Electric Vehicles (-1 to +1). Scoring the EV opportunity is much easier. Most likely, I think it’s a +0, at best a +1. The shift to EVs is definitely consensus (+0). If anything, the market may be thinking the shift happens too quickly (-1). Major shifts often take longer than optimistic expectations, particularly as priced by bull markets. And the auto market is relatively mature, so the magnitude of the EV opportunity is probably well understood. Maybe autonomy adds some incremental upside to the EV trade, but I find it hard to get excited about investing new money into EVs right now.

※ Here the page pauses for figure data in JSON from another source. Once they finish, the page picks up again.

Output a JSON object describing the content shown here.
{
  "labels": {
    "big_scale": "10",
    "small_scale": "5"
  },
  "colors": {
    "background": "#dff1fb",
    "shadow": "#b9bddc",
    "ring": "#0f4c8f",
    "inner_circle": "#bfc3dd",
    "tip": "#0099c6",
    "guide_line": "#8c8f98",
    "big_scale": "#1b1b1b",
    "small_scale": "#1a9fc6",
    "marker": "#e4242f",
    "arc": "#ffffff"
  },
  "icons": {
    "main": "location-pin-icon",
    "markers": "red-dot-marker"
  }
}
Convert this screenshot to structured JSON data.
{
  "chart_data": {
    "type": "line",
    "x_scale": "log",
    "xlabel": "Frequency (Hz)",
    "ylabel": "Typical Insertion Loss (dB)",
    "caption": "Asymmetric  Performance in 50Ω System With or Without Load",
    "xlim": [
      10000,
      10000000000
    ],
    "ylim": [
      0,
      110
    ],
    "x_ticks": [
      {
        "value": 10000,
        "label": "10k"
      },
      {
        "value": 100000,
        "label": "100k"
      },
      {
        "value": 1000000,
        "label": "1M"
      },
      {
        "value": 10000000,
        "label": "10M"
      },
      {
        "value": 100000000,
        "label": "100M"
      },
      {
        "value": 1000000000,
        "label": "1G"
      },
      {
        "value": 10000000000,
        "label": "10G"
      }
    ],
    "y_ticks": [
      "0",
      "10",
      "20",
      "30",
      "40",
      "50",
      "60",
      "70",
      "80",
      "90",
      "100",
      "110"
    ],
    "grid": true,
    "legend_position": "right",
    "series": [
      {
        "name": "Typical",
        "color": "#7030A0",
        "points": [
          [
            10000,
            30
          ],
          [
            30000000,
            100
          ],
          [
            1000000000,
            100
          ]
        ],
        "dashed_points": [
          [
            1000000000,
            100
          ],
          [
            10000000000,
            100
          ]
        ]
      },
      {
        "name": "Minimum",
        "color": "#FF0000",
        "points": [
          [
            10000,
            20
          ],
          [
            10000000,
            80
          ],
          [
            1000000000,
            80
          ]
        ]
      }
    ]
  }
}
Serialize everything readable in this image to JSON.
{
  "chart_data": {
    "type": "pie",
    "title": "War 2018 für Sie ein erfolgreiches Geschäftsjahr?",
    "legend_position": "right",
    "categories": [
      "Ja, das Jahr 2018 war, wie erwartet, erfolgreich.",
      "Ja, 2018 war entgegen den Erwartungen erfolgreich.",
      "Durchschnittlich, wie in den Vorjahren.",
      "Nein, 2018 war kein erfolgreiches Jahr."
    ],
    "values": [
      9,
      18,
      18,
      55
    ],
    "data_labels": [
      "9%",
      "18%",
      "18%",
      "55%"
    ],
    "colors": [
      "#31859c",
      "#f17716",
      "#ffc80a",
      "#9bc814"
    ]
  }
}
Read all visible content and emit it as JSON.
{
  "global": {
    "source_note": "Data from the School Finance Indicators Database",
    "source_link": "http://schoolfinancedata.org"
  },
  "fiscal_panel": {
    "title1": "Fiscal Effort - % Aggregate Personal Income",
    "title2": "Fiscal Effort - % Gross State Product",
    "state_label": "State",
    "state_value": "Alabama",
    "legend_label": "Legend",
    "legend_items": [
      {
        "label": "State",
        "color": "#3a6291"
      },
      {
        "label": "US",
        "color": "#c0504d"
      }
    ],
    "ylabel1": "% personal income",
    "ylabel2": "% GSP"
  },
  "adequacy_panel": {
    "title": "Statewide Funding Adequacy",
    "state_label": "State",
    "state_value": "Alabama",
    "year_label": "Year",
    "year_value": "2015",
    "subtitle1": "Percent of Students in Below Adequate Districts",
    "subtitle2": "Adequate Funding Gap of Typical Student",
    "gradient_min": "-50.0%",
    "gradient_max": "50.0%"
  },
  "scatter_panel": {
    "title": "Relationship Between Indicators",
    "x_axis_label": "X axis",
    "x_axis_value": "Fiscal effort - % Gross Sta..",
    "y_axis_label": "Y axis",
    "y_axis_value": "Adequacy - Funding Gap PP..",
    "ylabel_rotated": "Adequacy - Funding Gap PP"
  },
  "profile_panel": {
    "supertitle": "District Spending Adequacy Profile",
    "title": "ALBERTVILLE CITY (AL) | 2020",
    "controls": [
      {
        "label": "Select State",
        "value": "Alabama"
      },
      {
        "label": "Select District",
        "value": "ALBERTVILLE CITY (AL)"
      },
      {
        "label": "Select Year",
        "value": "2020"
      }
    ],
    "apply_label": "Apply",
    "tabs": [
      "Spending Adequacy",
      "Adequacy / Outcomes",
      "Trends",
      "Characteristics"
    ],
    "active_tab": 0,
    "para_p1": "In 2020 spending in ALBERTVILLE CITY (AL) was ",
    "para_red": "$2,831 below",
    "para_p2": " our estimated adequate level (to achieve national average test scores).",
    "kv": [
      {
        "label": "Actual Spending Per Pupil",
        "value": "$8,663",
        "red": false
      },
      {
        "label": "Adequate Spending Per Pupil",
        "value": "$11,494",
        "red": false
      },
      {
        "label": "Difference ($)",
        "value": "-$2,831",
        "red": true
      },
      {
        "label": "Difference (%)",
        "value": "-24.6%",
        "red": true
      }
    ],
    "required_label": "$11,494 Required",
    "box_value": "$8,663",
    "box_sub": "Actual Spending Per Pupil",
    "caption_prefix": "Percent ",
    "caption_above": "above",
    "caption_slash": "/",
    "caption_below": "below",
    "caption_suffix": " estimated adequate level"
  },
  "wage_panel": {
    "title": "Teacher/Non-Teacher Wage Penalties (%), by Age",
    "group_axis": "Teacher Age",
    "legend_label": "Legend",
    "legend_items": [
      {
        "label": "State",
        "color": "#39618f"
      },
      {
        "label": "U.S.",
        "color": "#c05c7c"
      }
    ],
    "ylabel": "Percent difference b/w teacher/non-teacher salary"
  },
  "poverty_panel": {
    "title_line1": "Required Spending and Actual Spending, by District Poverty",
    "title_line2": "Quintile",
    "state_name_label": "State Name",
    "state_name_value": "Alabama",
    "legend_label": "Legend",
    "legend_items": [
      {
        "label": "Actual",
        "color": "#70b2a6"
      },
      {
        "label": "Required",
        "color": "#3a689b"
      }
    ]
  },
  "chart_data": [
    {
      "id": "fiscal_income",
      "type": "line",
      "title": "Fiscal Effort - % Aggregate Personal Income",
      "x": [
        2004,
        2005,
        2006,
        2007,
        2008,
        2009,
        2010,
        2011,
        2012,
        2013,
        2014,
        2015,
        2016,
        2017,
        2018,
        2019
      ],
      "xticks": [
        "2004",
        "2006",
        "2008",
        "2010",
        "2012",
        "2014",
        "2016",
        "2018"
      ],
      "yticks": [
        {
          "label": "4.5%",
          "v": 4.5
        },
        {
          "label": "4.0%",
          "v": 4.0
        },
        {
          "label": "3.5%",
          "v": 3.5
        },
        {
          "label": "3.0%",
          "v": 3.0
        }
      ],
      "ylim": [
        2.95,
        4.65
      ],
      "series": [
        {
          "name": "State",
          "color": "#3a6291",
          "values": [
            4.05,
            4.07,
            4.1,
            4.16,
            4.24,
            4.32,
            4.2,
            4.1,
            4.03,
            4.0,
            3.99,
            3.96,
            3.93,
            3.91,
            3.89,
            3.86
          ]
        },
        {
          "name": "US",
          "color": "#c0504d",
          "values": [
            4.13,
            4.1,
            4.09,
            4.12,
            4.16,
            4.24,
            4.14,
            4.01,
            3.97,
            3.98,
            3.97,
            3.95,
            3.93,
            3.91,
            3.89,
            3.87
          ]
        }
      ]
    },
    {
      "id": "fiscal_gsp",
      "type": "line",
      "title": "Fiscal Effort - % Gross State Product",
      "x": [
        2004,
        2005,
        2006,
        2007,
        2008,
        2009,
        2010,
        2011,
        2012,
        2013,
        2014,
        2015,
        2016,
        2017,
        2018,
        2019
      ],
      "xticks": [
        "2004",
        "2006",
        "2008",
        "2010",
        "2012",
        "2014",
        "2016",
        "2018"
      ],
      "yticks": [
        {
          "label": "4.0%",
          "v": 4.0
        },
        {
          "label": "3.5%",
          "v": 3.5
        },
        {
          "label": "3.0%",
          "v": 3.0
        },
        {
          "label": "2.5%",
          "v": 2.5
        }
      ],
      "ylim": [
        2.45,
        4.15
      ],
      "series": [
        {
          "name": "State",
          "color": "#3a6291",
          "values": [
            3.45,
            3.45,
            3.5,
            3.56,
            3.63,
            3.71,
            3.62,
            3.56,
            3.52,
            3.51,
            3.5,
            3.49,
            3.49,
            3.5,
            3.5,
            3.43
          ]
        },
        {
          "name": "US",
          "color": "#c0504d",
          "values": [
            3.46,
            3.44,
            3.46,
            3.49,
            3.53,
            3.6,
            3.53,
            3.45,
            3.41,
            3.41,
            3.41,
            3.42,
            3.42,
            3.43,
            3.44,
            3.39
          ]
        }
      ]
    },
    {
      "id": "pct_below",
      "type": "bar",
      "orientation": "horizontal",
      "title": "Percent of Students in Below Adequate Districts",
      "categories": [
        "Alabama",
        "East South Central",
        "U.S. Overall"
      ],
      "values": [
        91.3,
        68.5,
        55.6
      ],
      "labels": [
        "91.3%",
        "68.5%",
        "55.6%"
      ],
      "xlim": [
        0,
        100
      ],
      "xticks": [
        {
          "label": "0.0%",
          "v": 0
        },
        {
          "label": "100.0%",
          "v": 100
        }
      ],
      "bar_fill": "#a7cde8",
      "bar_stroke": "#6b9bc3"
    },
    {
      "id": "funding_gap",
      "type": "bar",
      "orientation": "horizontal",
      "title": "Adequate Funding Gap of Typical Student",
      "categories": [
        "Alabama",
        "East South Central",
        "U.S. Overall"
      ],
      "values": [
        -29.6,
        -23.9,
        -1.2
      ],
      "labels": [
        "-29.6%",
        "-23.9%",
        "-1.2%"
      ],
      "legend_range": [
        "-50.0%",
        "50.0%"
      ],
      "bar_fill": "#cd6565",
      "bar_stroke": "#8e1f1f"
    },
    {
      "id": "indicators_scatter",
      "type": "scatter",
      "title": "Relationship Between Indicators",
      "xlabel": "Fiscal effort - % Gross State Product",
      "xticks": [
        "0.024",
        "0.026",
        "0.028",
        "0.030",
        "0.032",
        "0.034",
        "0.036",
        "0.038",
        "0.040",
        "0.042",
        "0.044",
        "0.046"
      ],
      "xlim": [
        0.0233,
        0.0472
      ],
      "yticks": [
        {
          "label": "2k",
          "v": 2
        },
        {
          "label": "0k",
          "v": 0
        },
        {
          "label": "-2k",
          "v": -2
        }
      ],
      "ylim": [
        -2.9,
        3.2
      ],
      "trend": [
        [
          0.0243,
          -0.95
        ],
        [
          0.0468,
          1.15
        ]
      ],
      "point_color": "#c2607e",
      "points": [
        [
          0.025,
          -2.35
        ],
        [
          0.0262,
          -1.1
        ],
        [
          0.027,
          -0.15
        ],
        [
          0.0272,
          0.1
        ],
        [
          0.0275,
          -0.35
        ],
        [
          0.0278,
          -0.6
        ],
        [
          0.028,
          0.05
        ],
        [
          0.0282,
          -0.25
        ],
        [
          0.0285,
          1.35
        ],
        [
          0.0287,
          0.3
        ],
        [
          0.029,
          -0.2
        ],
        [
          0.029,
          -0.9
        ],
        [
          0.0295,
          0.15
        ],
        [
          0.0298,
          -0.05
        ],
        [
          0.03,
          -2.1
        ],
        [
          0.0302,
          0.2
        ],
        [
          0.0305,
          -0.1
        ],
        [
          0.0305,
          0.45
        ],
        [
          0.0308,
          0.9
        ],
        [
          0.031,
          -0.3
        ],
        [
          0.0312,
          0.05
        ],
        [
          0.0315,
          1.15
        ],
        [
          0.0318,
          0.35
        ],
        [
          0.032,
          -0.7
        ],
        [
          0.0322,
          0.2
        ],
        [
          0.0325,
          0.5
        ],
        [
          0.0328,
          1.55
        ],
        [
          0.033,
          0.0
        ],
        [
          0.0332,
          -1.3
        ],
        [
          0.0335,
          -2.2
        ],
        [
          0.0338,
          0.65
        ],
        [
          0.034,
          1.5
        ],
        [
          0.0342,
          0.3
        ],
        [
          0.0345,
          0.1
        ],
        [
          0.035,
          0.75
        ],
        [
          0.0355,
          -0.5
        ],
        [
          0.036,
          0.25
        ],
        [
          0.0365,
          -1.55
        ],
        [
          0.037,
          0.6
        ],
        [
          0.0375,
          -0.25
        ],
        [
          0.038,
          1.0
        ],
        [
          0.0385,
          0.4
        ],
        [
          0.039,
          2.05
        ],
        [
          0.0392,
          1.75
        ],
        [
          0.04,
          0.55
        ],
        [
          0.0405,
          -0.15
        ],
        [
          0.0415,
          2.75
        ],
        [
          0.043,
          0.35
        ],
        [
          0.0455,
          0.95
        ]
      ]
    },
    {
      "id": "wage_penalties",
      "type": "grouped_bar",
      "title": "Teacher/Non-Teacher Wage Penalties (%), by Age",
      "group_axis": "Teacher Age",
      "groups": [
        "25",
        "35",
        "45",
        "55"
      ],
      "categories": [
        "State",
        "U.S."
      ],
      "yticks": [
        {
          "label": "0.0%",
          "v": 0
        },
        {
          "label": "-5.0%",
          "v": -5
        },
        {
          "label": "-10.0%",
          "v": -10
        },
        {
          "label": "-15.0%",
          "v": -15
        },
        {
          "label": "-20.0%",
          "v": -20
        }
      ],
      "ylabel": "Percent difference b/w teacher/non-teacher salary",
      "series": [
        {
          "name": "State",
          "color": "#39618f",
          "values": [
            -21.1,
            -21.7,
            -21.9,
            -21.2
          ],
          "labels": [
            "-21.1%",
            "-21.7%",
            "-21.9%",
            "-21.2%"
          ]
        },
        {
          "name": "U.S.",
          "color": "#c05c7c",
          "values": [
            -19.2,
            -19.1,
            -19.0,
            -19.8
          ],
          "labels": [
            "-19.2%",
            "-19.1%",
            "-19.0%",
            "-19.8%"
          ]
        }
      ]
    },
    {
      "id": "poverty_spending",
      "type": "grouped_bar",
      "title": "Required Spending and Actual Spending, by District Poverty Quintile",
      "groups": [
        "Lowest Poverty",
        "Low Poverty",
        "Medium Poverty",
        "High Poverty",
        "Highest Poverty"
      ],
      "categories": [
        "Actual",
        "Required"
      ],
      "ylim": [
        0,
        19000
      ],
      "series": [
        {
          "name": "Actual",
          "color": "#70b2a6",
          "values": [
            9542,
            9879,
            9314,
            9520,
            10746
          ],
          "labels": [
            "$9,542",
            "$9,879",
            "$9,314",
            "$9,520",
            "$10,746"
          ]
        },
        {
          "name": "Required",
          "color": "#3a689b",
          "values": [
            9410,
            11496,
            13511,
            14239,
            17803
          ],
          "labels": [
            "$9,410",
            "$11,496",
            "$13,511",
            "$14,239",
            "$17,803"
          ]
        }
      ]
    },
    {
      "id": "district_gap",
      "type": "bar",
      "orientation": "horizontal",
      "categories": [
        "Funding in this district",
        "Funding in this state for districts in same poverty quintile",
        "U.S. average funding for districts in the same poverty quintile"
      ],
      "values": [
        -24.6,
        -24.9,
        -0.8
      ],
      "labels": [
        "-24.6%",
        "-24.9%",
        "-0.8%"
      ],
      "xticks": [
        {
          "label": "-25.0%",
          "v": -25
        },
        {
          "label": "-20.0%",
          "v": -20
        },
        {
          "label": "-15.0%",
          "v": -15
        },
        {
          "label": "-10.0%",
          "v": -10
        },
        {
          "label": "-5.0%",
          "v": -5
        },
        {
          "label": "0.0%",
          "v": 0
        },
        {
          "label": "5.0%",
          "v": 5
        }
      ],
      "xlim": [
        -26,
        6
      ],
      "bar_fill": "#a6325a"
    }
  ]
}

Brain Computer Interfaces (+2). Brain computer interfaces (BCIs) allow for the symbiosis of the human brain and a computer. BCIs can allow for control of computers or machines, high-bandwidth information transfer, neural disorder repair, and even brain augmentation. Elon Musk’s Neuralink ambitions have been described as a wizard hat for the brain. We’re invested in the space and are believers Maybe it’s bias, but I think BCIs are at least a +2. There is no real consensus about them, and we think they will work (+1). It’s likely they take very long to develop (-1), but the opportunity is truly massive (+2). Maybe we’re early, and in a few years BCIs will look like a +3, but we’re pretty sure we’re going to be right if we, and our companies, can hold on.